Tuesday, May 22, 2012

Deterministic Public-Key Encryption Schemes



Today reading group has been given by Ming-Feng and Peter. Their presentation focused on public-key deterministic encryption. In particular, Ming-Feng outlined the results in the Crypto08 paper by Boldyreva, Fehr and O'Neill  [BFO] while Peter described more recent results by Fuller, O'Neill and Reyzin [FOR].

Ming-Feng started the presentation by describing three security definitions: PRIV, PRIV-1 and PRIV-IND. PRIV requires that, given the encryption of a list of messages, it is hard to guess any partial information about these messages, as long as each message has high entropy given the others.
PRIV-1 is  the single-message version of PRIV and PRIV-IND requires that it is hard to distinguish the encryption of two messages drawn from a different high-entropy distribution on the message space.
Ming-Feng mentioned that the above three definitions are equivalent. Then, he moved to describe
two general constructions: a CPA-secure scheme and a CCA-secure one.
For the CPA-secure construction we need the notion of deterministic encryption with Hidden Hash Mode (HHM). Informally, we say that AE=(K, K1, E, D) is a HHM deterministic encryption scheme if (K,E,D) is a deterministic encryption scheme, K1 is a key generation algorithm which produces only a public key and induces a hash function and any poly-time adversary has negligible advantage in distinguishing the first output of K from that of K1. For a formal definition of HHM deterministic encryption see [BFO] (pag. 14). A HHM deterministic encryption scheme where the hash function induced by K1 is universal is PRIV-secure.      
Finally, Ming-Feng described the CCA-secure construction which makes use of universal target-collision resistant hash functions and lossy trapdoor functions that operate in two possible modes, injective one and a lossy mode. Details of the construction are in [BFO] (pag. 15).

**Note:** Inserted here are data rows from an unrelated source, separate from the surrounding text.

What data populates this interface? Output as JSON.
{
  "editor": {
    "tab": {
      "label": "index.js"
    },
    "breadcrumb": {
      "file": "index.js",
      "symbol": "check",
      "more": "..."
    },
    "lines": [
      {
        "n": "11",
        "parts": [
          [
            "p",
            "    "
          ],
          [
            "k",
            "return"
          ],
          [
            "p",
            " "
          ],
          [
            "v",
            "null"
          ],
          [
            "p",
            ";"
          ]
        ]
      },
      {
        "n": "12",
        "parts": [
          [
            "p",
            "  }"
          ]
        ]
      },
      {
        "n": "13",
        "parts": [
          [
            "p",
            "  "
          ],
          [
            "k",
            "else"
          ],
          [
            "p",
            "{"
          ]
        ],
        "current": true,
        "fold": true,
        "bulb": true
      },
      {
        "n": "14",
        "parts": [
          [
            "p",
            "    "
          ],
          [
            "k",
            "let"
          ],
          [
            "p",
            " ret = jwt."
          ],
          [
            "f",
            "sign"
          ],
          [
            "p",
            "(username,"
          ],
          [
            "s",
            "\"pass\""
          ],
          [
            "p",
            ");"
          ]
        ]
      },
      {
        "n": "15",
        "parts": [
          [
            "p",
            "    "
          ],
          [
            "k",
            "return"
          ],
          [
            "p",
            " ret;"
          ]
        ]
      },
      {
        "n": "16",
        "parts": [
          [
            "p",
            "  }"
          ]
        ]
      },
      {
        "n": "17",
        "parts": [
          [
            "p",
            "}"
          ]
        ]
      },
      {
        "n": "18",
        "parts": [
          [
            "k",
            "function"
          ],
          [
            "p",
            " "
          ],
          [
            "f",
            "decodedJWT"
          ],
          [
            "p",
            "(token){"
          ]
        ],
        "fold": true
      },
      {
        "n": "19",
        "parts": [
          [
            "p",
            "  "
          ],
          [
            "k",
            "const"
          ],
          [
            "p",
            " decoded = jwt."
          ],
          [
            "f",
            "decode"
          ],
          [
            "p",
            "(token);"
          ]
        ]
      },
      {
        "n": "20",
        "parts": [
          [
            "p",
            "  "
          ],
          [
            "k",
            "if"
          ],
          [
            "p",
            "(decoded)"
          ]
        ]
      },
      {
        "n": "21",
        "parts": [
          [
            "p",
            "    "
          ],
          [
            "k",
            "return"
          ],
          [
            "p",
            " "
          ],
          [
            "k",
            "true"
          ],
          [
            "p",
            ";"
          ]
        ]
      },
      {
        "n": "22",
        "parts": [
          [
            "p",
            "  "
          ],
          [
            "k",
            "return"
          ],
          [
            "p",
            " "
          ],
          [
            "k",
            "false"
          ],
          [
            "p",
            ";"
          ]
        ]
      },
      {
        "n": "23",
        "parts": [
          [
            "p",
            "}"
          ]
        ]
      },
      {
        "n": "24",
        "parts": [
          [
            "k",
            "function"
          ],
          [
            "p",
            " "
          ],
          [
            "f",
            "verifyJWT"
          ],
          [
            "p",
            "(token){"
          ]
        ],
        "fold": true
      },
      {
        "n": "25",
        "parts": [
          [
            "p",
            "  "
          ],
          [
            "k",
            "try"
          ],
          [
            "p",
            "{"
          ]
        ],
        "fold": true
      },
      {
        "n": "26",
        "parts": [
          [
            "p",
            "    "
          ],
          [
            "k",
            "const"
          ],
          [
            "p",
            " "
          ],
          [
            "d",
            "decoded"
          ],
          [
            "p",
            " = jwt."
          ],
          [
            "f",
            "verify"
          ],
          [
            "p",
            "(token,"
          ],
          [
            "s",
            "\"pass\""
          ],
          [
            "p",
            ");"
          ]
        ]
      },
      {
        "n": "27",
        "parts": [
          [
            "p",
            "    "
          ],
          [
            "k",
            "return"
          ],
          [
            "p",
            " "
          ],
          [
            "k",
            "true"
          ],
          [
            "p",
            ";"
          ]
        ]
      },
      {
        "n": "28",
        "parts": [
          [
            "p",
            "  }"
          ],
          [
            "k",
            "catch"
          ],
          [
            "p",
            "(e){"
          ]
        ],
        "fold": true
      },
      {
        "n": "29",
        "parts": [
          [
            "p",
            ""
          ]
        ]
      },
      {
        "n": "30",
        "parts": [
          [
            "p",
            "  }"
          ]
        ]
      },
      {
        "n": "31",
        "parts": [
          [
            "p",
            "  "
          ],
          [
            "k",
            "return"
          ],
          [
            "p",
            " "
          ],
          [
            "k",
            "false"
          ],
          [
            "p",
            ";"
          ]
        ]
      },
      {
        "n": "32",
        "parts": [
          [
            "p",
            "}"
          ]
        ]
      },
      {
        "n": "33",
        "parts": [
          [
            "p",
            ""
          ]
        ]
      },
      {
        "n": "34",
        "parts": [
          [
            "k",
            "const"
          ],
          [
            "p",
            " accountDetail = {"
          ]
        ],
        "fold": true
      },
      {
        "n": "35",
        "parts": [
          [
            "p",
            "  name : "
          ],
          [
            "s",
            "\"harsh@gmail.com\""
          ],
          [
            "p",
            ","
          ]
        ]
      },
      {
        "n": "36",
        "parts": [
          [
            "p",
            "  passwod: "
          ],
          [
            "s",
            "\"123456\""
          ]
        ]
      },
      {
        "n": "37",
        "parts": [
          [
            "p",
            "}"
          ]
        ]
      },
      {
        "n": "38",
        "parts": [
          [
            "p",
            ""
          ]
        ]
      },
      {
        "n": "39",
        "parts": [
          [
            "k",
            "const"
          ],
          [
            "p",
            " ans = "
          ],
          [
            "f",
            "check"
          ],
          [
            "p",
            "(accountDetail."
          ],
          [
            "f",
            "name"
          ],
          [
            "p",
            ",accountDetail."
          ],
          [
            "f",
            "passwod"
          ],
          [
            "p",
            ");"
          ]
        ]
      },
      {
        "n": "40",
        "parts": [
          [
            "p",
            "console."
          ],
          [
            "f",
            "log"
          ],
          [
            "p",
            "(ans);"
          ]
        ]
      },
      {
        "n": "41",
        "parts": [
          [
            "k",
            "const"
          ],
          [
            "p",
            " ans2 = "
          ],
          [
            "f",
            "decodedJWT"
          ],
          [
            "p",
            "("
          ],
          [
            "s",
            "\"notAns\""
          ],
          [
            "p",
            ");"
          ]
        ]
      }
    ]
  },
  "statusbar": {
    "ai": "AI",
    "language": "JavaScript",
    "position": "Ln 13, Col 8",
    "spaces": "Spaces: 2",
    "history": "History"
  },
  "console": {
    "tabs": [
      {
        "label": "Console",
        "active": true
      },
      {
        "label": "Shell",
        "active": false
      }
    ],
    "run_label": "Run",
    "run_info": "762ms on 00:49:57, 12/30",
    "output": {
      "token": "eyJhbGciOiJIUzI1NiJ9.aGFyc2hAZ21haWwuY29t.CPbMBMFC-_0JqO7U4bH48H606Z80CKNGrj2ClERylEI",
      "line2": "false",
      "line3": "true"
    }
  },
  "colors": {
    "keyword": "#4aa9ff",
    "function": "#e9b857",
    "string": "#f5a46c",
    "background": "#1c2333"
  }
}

In the second part of the presentation, Peter gave details and the idea behind the deterministic encryption scheme based on trapdoor functions in  [FOR]. The scheme follows the Encrypt-with-Hardcore (EwHCore) paradigm: let E be any public-key encryption algorithm and let f be a TDF with a hardcore function hc. A message m is encrypted as follows: y = f (m) and then y is encrypted using
E with hc(m) as randomness, (i.e., the encryption of m is E (f (m); hc(m))).
The output of hc must be long enough to provide sufficient randomness for the encryption algorithm.
and satisfy an extra property called ``robustness``.

Finally, Peter mentioned that possible instantiations of hard-core functions  can be obtained from iterated trapdoor permutation and Lossy TDFs.